Nessuna eccezione alla regola

Se andrete a vedere “C’era una volta ad Hollywood…”, all’uscita della sala probabilmente sarete circondati di lamentele riguardo la lentezza della narrazione, la mancanza di un senso compiuto nella trama e un sacco di sbuffi. Già da diversi giorni motli in rete accusano il film di essere ben poco tarantiniano, ma basandoci sulle dovute premessse di cui sopra risulta chiaro che, anche in questo caso, Tarantino non è stato compreso. Come nel caso di The Hateful Eight il pubblico si è spaccato. La ragione fondamentale è che i fan negli anni si sono costruiti una sorta di immagine propria del cinema tarantiniano, di conseguenza ad ogni nuova opera ci si aspettano determinati schemi narrativi e tematiche, e come spesso accade quando il pubblico non riceve ciò che si aspetta l’opera subirà una fredda accoglienza.

Tarantino

In questo senso “C’era una volta ad Hollywood…” risulta essere l’apice dell’arte del buon Quentin perché, essendo egli un post-moderno, ci regala un film per certi versi chiaramente in linea con il suo stile mentre per altri totalmente fuori dai binari, esattamente come accadde con The Hateful Eight da cui il pubblico si aspettava un western molto più vicino a Django Unchained piuttosto che una riproposizione de “Le Iene”. È ironico come spesso coloro che elogiano Tarantino per la sua capacità di rimescolare le carte e ribaltare schemi narrativi preesistenti siano gli stessi che mal digeriscono i cambi di rotta che il regista offre ad ogni nuovo film. Tarantino sa perfettamente cosa si aspetta il pubblico da lui e si diverte a deludere le nostre aspettative proponendoci opere che scrive in primo luogo per se stesso.

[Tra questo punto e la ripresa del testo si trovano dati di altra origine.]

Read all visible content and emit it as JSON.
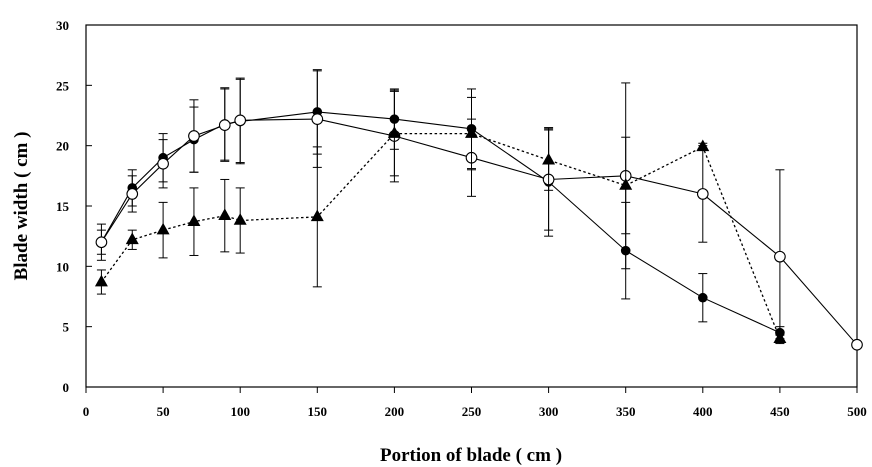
{
  "chart_data": {
    "type": "line",
    "title": "",
    "xlabel": "Portion of blade ( cm )",
    "ylabel": "Blade width ( cm )",
    "xlim": [
      0,
      500
    ],
    "ylim": [
      0,
      30
    ],
    "xticks": [
      0,
      50,
      100,
      150,
      200,
      250,
      300,
      350,
      400,
      450,
      500
    ],
    "yticks": [
      0,
      5,
      10,
      15,
      20,
      25,
      30
    ],
    "grid": false,
    "legend": "none",
    "series": [
      {
        "marker": "filled-circle",
        "line": "solid",
        "color": "#000000",
        "x": [
          10,
          30,
          50,
          70,
          90,
          100,
          150,
          200,
          250,
          300,
          350,
          400,
          450
        ],
        "y": [
          12.0,
          16.5,
          19.0,
          20.5,
          21.8,
          22.0,
          22.8,
          22.2,
          21.4,
          17.0,
          11.3,
          7.4,
          4.5
        ],
        "err": [
          1.0,
          1.5,
          2.0,
          2.7,
          3.0,
          3.5,
          3.5,
          2.5,
          3.3,
          4.5,
          4.0,
          2.0,
          0.5
        ]
      },
      {
        "marker": "open-circle",
        "line": "solid",
        "color": "#000000",
        "x": [
          10,
          30,
          50,
          70,
          90,
          100,
          150,
          200,
          250,
          300,
          350,
          400,
          450,
          500
        ],
        "y": [
          12.0,
          16.0,
          18.5,
          20.8,
          21.7,
          22.1,
          22.2,
          20.8,
          19.0,
          17.2,
          17.5,
          16.0,
          10.8,
          3.5
        ],
        "err": [
          1.5,
          1.5,
          2.0,
          3.0,
          3.0,
          3.5,
          4.0,
          3.8,
          3.2,
          4.2,
          7.7,
          4.0,
          7.2,
          0.0
        ]
      },
      {
        "marker": "filled-triangle",
        "line": "dotted",
        "color": "#000000",
        "x": [
          10,
          30,
          50,
          70,
          90,
          100,
          150,
          200,
          250,
          300,
          350,
          400,
          450
        ],
        "y": [
          8.7,
          12.2,
          13.0,
          13.7,
          14.2,
          13.8,
          14.1,
          21.0,
          21.0,
          18.8,
          16.7,
          19.9,
          4.0
        ],
        "err": [
          1.0,
          0.8,
          2.3,
          2.8,
          3.0,
          2.7,
          5.8,
          3.5,
          3.0,
          2.5,
          4.0,
          0.3,
          0.3
        ]
      }
    ]
  }
}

From Hollywood, to Hollywood, with love

Forse l’unica pecca di questo film è il fatto che la trama non sembra essere perfettamente inserita nel suo contesto, infatti la tentazione è di bollare la pellicola come una semplice “lettera d’amore” di Tarantino agli anni ’60 (e soprattutto al cinema di quel periodo) quando in realtà si tratta di un vero e proprio What if proprio come “Bastardi senza gloria”. Per uno spettatore che non è pienamente informato sugli eventi storici in cui la narrazione si svolge, potrebbe essere difficoltoso capire dove il film voglia andare a parare. Tuttavia anche per queste persone è sufficiente un minimo di ricerca in rete ed una seconda visione per avere le idee chiare.

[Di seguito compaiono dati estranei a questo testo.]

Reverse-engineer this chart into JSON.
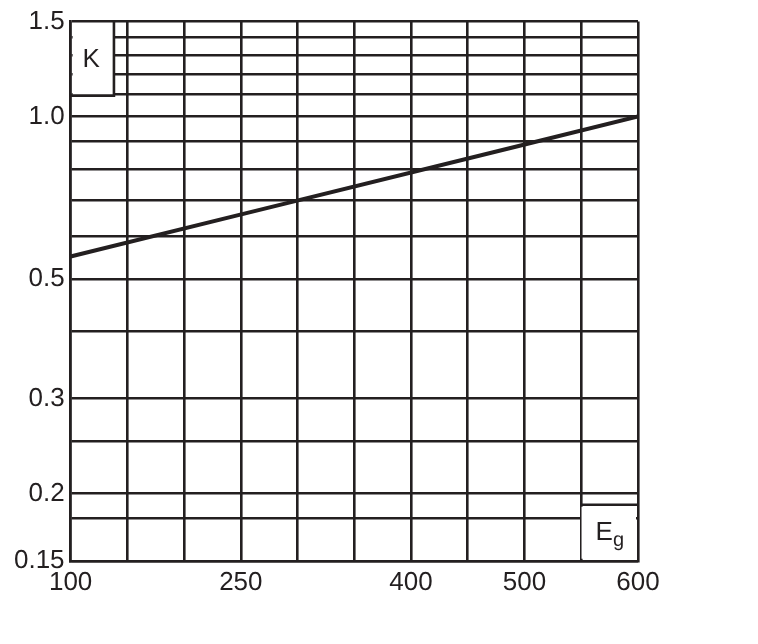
{
  "chart_data": {
    "type": "line",
    "xlabel": "E$_{g}$",
    "ylabel": "K",
    "x": [
      100,
      600
    ],
    "series": [
      {
        "color": "#231f20",
        "values": [
          0.55,
          1.0
        ]
      }
    ],
    "xlim": [
      100,
      600
    ],
    "xticks": [
      100,
      {
        "value": 150,
        "label": null
      },
      {
        "value": 200,
        "label": null
      },
      250,
      {
        "value": 300,
        "label": null
      },
      {
        "value": 350,
        "label": null
      },
      400,
      {
        "value": 450,
        "label": null
      },
      500,
      {
        "value": 550,
        "label": null
      },
      600
    ],
    "ylim": [
      0.15,
      1.5
    ],
    "log": "y",
    "yticks": [
      0.15,
      {
        "value": 0.18,
        "label": null
      },
      0.2,
      {
        "value": 0.25,
        "label": null
      },
      0.3,
      {
        "value": 0.4,
        "label": null
      },
      0.5,
      {
        "value": 0.6,
        "label": null
      },
      {
        "value": 0.7,
        "label": null
      },
      {
        "value": 0.8,
        "label": null
      },
      {
        "value": 0.9,
        "label": null
      },
      {
        "value": 1.0,
        "label": "1.0"
      },
      {
        "value": 1.1,
        "label": null
      },
      {
        "value": 1.2,
        "label": null
      },
      {
        "value": 1.3,
        "label": null
      },
      {
        "value": 1.4,
        "label": null
      },
      1.5
    ],
    "grid": true,
    "legend": false,
    "marker": "none",
    "line_style": "solid"
  }
}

Esattamente come in tutti gli altri film, in “C’era una volta ad Hollywood…” Quentin Tarantino rimane coerente con se stesso senza preoccuparsi di soddisfare le aspettative di pubblico e produttori. Sono ben pochi i registi che possono permettersi una tale libertà espressiva, offrendoci ancora un motivo per entrare in una sala cinematograifica.